Verônica Garcia de Medeiros, nutricionista do Instituto Sallet, especializada em Nutrição Clínica em Gastroenterologia pela Faculdade de Medicina da USP (FMUSP)
Três perguntas para Felipe Xavier, nutrólogo na clínica NeoLiv, em Brasília
O que são aditivos alimentares??
São substâncias intencionalmente adicionadas aos alimentos com objetivos técnicos: melhorar sabor, cor, textura, aparência, conservação ou estabilidade do produto. Segundo a Organização Mundial da Saúde (OMS), eles são amplamente utilizados na produção industrial de alimentos e incluem corantes, conservantes, emulsificantes, adoçantes artificiais, estabilizantes, acidulantes, entre outros. No Brasil, mais de 400 aditivos alimentares estão atualmente aprovados para uso pela Agência Nacional de Vigilância Sanitária (Anvisa).
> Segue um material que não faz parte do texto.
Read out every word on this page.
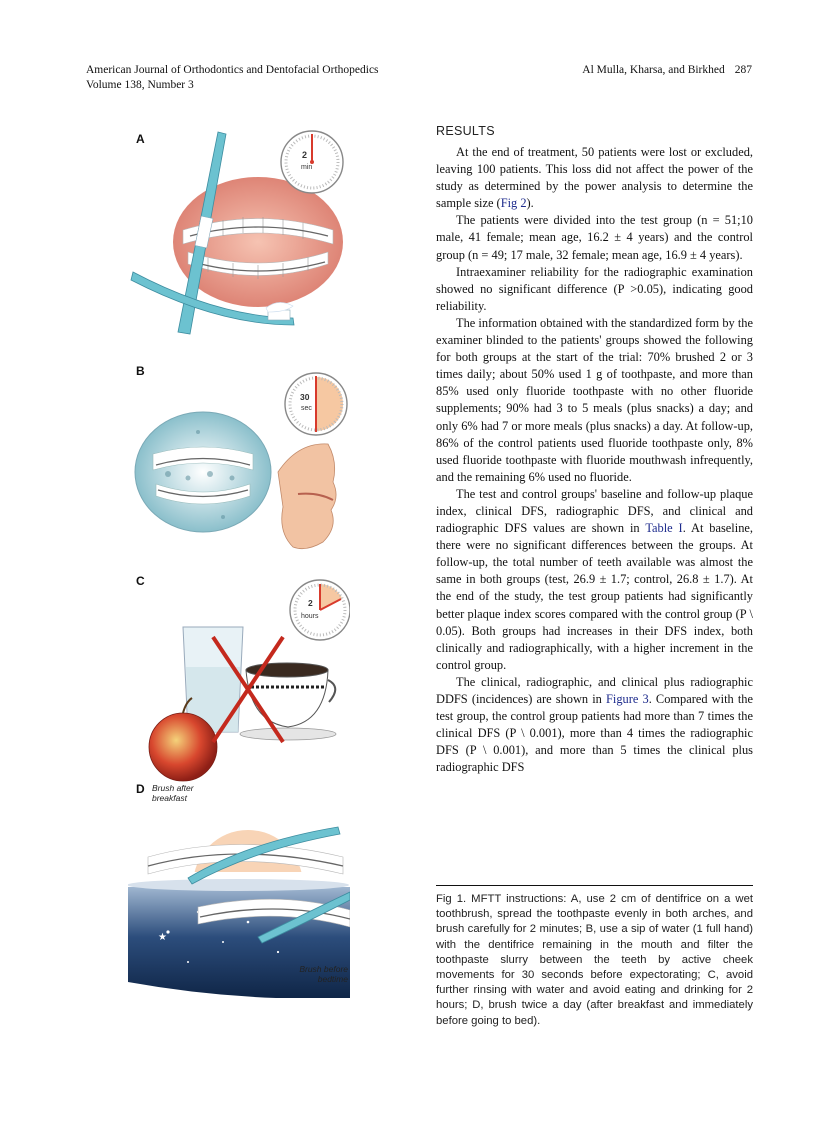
American Journal of Orthodontics and Dentofacial Orthopedics
Volume 138, Number 3
Al Mulla, Kharsa, and Birkhed 287
2
min
30
sec
2
hours
★
A
B
C
D Brush after breakfast
Brush before bedtime
RESULTS

At the end of treatment, 50 patients were lost or excluded, leaving 100 patients. This loss did not affect the power of the study as determined by the power analysis to determine the sample size (Fig 2).

The patients were divided into the test group (n = 51;10 male, 41 female; mean age, 16.2 ± 4 years) and the control group (n = 49; 17 male, 32 female; mean age, 16.9 ± 4 years).

Intraexaminer reliability for the radiographic examination showed no significant difference (P >0.05), indicating good reliability.

The information obtained with the standardized form by the examiner blinded to the patients' groups showed the following for both groups at the start of the trial: 70% brushed 2 or 3 times daily; about 50% used 1 g of toothpaste, and more than 85% used only fluoride toothpaste with no other fluoride supplements; 90% had 3 to 5 meals (plus snacks) a day; and only 6% had 7 or more meals (plus snacks) a day. At follow-up, 86% of the control patients used fluoride toothpaste only, 8% used fluoride toothpaste with fluoride mouthwash infrequently, and the remaining 6% used no fluoride.

The test and control groups' baseline and follow-up plaque index, clinical DFS, radiographic DFS, and clinical and radiographic DFS values are shown in Table I. At baseline, there were no significant differences between the groups. At follow-up, the total number of teeth available was almost the same in both groups (test, 26.9 ± 1.7; control, 26.8 ± 1.7). At the end of the study, the test group patients had significantly better plaque index scores compared with the control group (P \ 0.05). Both groups had increases in their DFS index, both clinically and radiographically, with a higher increment in the control group.

The clinical, radiographic, and clinical plus radiographic DDFS (incidences) are shown in Figure 3. Compared with the test group, the control group patients had more than 7 times the clinical DFS (P \ 0.001), more than 4 times the radiographic DFS (P \ 0.001), and more than 5 times the clinical plus radiographic DFS

Fig 1. MFTT instructions: A, use 2 cm of dentifrice on a wet toothbrush, spread the toothpaste evenly in both arches, and brush carefully for 2 minutes; B, use a sip of water (1 full hand) with the dentifrice remaining in the mouth and filter the toothpaste slurry between the teeth by active cheek movements for 30 seconds before expectorating; C, avoid further rinsing with water and avoid eating and drinking for 2 hours; D, brush twice a day (after breakfast and immediately before going to bed).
Embora regulamentados, os testes de segurança foram historicamente realizados individualmente, ou seja, substância por substância, sem considerar os efeitos combinados desses compostos quando consumidos simultaneamente, realidade mais condizente com a população geral.
Há pistas que podem explicar a relação entre o consumo desses produtos e o risco de diabetes 2?
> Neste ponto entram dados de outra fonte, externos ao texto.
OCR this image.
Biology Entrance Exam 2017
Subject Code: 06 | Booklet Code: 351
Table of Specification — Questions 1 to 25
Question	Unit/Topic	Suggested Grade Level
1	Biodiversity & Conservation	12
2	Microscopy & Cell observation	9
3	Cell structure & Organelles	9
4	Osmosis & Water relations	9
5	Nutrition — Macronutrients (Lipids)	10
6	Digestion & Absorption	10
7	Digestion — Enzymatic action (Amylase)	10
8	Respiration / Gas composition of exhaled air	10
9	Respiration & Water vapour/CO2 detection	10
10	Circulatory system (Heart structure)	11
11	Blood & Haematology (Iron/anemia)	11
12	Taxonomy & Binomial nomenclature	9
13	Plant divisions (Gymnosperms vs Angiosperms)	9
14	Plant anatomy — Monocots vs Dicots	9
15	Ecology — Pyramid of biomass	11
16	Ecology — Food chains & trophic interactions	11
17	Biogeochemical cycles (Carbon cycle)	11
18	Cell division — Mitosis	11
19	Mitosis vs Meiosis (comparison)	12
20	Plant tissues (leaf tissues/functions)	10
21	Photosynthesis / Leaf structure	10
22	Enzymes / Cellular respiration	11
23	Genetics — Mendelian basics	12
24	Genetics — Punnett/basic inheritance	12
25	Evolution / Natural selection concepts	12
Por se tratar de um estudo observacional, a pesquisa francesa não pode provar casualidade, mas, sim, uma associação entre os fatores observados, levantando hipóteses para estudos futuros. Apesar disso, existem pistas que podem explicar esta associação. A primeira combinação que demonstrou associação, incluindo goma guar, carragenina, pectina e goma xantana, demonstrou a capacidade de promover inflamação e induzir resistência à insulina. Já a segunda mistura era composta por adoçantes artificiais, acidulantes e corantes. Alguns desses compostos já foram associados à disbiose intestinal, intolerância à glicose e alteração no metabolismo energético em estudos com animais e humanos. O estudo sugere que o risco pode não vir de um aditivo isolado, mas da combinação frequente entre eles.
Quais os cuidados o consumidor deve ter para não comprometer a saúde?
Dado que muitos aditivos são encontrados majoritariamente em alimentos ultraprocessados — como bebidas adoçadas, produtos prontos para consumo, embutidos, molhos e sobremesas industrializadas —, a principal recomendação prática é reduzir o consumo regular desses produtos, priorizando alimentos com lista de ingredientes curta e reconhecível. Optar por alimentos minimamente processados (como frutas, vegetais, leguminosas e preparações caseiras) é uma estratégia eficaz para evitar a exposição sistemática a misturas de aditivos, especialmente aqueles considerados não essenciais do ponto de vista nutricional. Ler os rótulos pode ajudar a identificar padrões de repetição e, evitar este tipo de produto.